More than 4,000 surgical "never events" happen every year in the United States, according to a new malpractice study in the journal Surgery, the first quantifiable look at the "totally preventable" mistakes.
Among the findings, a U.S. surgeon leaves a foreign object inside a surgical patient's body 39 times a week and performs wrong-procedure 20 times a week and wrong-site surgery 20 times a week.
Researchers from Johns Hopkins University School of Medicine also found that between 1990 and 2010, 80,000 never events occurred, with 9,744 paid malpractice judgments and claims totaling $1.3 billion. The more serious the outcome, the more money paid to the patient or family, according to the Johns Hopkins research announcement.
The researchers used information from the National Practitioner Data Bank (NPDB), as the law requires hospitals to report never events that result in medical malpractice judgments or out-of-court settlements to the database, The Wall Street Journal reported.
The NPDB has seen the annual rates of reported surgical never events fall, which may stem from hospitals removing physicians from settlement cases, according to the WSJ.
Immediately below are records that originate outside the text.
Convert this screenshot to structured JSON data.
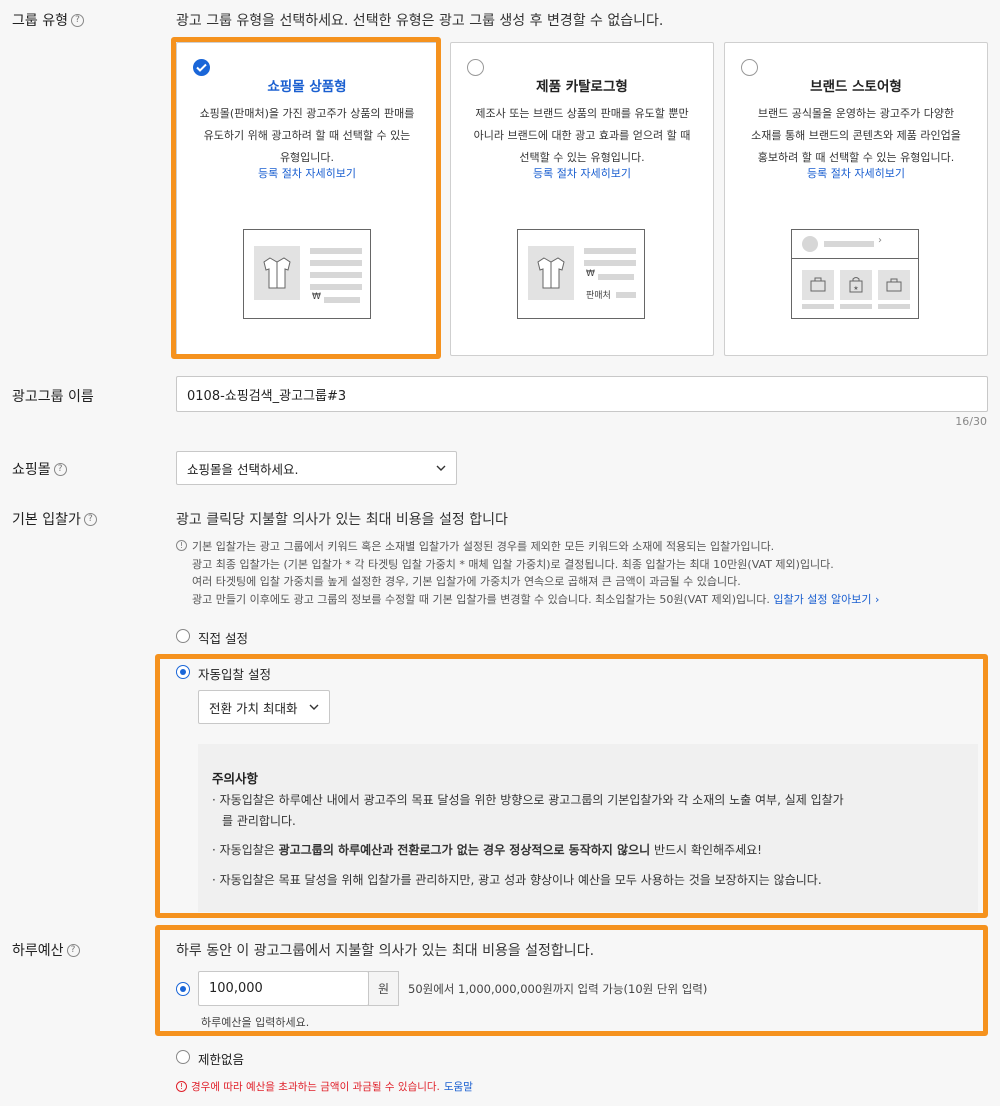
{
  "group_type": {
    "label": "그룹 유형",
    "help_icon": "?",
    "description": "광고 그룹 유형을 선택하세요. 선택한 유형은 광고 그룹 생성 후 변경할 수 없습니다.",
    "cards": [
      {
        "title": "쇼핑몰 상품형",
        "lines": [
          "쇼핑몰(판매처)을 가진 광고주가 상품의 판매를",
          "유도하기 위해 광고하려 할 때 선택할 수 있는",
          "유형입니다."
        ],
        "link": "등록 절차 자세히보기",
        "price_symbol": "₩",
        "selected": true
      },
      {
        "title": "제품 카탈로그형",
        "lines": [
          "제조사 또는 브랜드 상품의 판매를 유도할 뿐만",
          "아니라 브랜드에 대한 광고 효과를 얻으려 할 때",
          "선택할 수 있는 유형입니다."
        ],
        "link": "등록 절차 자세히보기",
        "price_symbol": "₩",
        "seller_label": "판매처",
        "selected": false
      },
      {
        "title": "브랜드 스토어형",
        "lines": [
          "브랜드 공식몰을 운영하는 광고주가 다양한",
          "소재를 통해 브랜드의 콘텐츠와 제품 라인업을",
          "홍보하려 할 때 선택할 수 있는 유형입니다."
        ],
        "link": "등록 절차 자세히보기",
        "selected": false
      }
    ]
  },
  "group_name": {
    "label": "광고그룹 이름",
    "value": "0108-쇼핑검색_광고그룹#3",
    "counter": "16/30"
  },
  "shopping_mall": {
    "label": "쇼핑몰",
    "placeholder": "쇼핑몰을 선택하세요."
  },
  "base_bid": {
    "label": "기본 입찰가",
    "description": "광고 클릭당 지불할 의사가 있는 최대 비용을 설정 합니다",
    "notice_lines": [
      "기본 입찰가는 광고 그룹에서 키워드 혹은 소재별 입찰가가 설정된 경우를 제외한 모든 키워드와 소재에 적용되는 입찰가입니다.",
      "광고 최종 입찰가는 (기본 입찰가 * 각 타겟팅 입찰 가중치 * 매체 입찰 가중치)로 결정됩니다. 최종 입찰가는 최대 10만원(VAT 제외)입니다.",
      "여러 타겟팅에 입찰 가중치를 높게 설정한 경우, 기본 입찰가에 가중치가 연속으로 곱해져 큰 금액이 과금될 수 있습니다.",
      "광고 만들기 이후에도 광고 그룹의 정보를 수정할 때 기본 입찰가를 변경할 수 있습니다. 최소입찰가는 50원(VAT 제외)입니다."
    ],
    "notice_link": "입찰가 설정 알아보기",
    "option_manual": "직접 설정",
    "option_auto": "자동입찰 설정",
    "auto_strategy": "전환 가치 최대화",
    "caution": {
      "title": "주의사항",
      "item1_line1": "자동입찰은 하루예산 내에서 광고주의 목표 달성을 위한 방향으로 광고그룹의 기본입찰가와 각 소재의 노출 여부, 실제 입찰가",
      "item1_line2": "를 관리합니다.",
      "item2_prefix": "자동입찰은 ",
      "item2_bold": "광고그룹의 하루예산과 전환로그가 없는 경우 정상적으로 동작하지 않으니",
      "item2_suffix": " 반드시 확인해주세요!",
      "item3": "자동입찰은 목표 달성을 위해 입찰가를 관리하지만, 광고 성과 향상이나 예산을 모두 사용하는 것을 보장하지는 않습니다."
    }
  },
  "daily_budget": {
    "label": "하루예산",
    "description": "하루 동안 이 광고그룹에서 지불할 의사가 있는 최대 비용을 설정합니다.",
    "value": "100,000",
    "unit": "원",
    "range_hint": "50원에서 1,000,000,000원까지 입력 가능(10원 단위 입력)",
    "input_hint": "하루예산을 입력하세요.",
    "option_unlimited": "제한없음",
    "warning": "경우에 따라 예산을 초과하는 금액이 과금될 수 있습니다.",
    "help_link": "도움말"
  },
  "colors": {
    "highlight": "#f5921e",
    "accent": "#1a66d8",
    "link": "#1a5fd0",
    "warning": "#e0202a"
  }
}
Removing doctors as defendants in malpractice cases allows hospitals to evade the NPDB reporting, a legal maneuver that critics say is unfair protection, FierceHealthcare previously reported.
To ensure patient safety and high-quality care, the industry needs more public reporting of never events to "put hospitals under the gun to make things safer," study leader Marty Makary, an associate professor of surgery at the Johns Hopkins University School of Medicine, said in the announcement.
The study also calls for better procedures to prevent never events, such as mandatory time-outs in the operating room, marking the site of the surgery with permanent ink and using electronic bar codes to keep track of instruments.
Other tips to avoid the never event include staying current on Centers for Medicare & Medicaid Services regulations to ensure 100 percent compliance with minimum standards of care, as well as developing a thorough surveillance plan to monitor areas of potential harm.